I love this kind of thing. Poetry is the most undervalued, under-paid, and under-noticed art in modern America. And yet, last night the gang at the Poetry Machine had a chance to make men, women, and little children excited about an art that their country spends next to no time and really no money on supporting.

To end this, I will quote something I read in a City Arts magazine article by Greg Lundgren: "The sheer brainpower of artists and thinkers in the Pacific Northwest is staggering - and more valuable than the ocean of oil under Saudi Arabia. Ideas are the most powerful assets of any culture. They shape the future of politics, our technologies, our morals and ideals. Ideas hold the power to save us."
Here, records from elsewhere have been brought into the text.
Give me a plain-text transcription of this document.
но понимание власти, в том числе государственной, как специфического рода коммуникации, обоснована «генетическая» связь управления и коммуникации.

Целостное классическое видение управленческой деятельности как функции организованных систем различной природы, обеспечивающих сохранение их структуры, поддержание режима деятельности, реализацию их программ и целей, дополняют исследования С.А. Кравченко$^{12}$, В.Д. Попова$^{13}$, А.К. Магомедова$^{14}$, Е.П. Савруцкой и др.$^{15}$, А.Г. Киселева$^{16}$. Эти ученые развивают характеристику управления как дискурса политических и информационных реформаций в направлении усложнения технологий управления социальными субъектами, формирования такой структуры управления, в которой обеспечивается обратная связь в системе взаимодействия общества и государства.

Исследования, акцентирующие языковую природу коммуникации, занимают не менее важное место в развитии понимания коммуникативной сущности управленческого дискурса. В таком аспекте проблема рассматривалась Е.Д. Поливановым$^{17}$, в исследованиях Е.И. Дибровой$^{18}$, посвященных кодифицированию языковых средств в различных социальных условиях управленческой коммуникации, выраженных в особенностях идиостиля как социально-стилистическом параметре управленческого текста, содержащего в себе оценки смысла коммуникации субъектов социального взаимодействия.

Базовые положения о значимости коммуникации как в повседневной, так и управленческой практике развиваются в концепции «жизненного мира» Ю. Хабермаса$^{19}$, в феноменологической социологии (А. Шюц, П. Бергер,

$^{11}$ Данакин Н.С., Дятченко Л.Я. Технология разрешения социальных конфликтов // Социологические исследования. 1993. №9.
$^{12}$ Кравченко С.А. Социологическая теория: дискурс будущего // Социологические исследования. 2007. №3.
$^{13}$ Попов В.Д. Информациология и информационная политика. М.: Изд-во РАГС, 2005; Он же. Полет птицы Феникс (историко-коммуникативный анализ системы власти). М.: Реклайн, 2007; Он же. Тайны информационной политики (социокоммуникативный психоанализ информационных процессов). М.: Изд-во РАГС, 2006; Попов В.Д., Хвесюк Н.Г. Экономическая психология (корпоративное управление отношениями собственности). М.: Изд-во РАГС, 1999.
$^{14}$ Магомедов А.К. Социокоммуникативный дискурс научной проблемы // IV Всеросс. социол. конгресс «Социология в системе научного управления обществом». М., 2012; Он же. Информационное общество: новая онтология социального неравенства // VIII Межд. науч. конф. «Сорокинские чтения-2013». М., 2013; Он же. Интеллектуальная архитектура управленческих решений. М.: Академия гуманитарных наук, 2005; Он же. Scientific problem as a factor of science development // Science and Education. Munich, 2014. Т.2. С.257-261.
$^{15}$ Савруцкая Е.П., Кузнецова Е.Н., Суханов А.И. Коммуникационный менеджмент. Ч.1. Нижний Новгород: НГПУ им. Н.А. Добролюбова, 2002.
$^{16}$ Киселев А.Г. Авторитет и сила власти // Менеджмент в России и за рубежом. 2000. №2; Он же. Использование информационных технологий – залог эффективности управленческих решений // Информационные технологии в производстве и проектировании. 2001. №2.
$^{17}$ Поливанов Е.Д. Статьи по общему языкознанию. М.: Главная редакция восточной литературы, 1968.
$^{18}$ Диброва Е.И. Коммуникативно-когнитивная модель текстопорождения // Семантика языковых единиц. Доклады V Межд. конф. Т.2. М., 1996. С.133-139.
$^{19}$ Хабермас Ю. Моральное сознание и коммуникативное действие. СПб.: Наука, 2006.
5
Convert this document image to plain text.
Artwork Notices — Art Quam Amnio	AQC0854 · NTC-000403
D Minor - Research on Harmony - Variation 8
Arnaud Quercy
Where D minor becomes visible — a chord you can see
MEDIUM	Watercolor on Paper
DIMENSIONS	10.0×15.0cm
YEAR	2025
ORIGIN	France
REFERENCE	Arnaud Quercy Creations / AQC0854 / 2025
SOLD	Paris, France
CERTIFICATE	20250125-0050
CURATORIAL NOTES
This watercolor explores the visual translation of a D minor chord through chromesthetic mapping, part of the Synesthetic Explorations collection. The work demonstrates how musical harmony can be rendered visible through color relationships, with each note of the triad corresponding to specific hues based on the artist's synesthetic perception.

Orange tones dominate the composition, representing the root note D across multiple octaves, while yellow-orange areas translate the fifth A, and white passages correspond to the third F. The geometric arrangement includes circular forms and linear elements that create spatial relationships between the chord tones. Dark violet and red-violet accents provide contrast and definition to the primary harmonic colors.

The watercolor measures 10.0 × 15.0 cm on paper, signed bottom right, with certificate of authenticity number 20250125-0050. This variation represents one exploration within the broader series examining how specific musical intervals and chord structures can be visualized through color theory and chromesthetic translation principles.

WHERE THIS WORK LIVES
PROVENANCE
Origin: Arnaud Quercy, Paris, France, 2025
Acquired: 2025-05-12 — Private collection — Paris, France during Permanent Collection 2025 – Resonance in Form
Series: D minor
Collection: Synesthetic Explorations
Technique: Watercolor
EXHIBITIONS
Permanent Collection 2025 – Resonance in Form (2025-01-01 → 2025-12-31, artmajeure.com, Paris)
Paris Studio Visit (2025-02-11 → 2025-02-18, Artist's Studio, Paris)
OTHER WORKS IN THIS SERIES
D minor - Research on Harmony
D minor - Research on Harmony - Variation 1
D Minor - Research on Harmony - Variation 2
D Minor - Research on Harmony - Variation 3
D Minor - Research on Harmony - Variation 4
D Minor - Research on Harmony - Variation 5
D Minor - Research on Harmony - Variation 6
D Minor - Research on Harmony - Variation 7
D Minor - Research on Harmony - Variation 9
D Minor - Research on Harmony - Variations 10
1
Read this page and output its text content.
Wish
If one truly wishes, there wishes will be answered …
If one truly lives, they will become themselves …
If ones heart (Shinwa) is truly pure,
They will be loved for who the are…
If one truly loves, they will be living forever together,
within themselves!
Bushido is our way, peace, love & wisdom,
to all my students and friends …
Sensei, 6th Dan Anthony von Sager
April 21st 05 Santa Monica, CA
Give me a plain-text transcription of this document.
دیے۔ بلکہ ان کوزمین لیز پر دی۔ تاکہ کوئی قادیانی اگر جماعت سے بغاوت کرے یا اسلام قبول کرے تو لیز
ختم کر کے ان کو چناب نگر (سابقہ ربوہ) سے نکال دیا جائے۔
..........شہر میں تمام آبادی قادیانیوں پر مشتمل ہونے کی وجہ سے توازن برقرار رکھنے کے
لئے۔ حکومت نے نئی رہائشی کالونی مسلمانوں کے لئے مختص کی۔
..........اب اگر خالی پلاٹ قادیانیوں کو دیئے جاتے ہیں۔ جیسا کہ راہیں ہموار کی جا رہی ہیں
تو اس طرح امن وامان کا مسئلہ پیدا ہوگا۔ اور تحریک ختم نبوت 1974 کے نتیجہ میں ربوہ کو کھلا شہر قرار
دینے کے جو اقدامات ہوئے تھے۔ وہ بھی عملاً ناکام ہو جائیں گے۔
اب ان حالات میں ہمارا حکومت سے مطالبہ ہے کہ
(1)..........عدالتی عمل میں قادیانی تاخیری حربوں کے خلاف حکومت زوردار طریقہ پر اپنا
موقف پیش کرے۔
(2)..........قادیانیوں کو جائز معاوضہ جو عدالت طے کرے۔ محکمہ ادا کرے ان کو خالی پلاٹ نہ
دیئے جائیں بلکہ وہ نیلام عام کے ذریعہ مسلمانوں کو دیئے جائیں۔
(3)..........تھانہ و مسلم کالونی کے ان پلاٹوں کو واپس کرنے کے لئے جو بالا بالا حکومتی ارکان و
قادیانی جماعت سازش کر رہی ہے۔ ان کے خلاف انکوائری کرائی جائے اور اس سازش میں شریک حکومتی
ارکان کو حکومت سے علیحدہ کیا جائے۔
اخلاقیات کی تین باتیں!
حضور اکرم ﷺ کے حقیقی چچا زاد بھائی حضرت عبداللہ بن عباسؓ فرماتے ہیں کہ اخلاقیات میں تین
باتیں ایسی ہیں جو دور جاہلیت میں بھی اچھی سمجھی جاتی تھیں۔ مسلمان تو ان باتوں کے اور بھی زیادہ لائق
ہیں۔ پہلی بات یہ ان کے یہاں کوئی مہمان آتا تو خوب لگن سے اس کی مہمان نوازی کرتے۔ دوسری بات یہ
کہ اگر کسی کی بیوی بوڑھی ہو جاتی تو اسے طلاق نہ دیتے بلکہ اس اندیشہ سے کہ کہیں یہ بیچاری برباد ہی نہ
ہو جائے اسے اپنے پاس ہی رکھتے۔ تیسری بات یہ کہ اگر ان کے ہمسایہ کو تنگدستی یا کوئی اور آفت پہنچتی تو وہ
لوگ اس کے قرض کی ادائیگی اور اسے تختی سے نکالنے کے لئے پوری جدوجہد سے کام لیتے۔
Yours, even from a coffee break.

Thursday, September 1, 2011

a coffee break

I'm taking a break. I've come to the conclusion that I've gotten caught in a rut. So, for a few weeks I will refrain from blogging because, in all honesty, I'm getting bored of myself. When I come back, two weeks from now, rest assured, I'll write about something a tad different than I've been the last few...well...months.

Good luck and, until we meet again:

May your coffee be strong, your passions electric, and your laughter easy.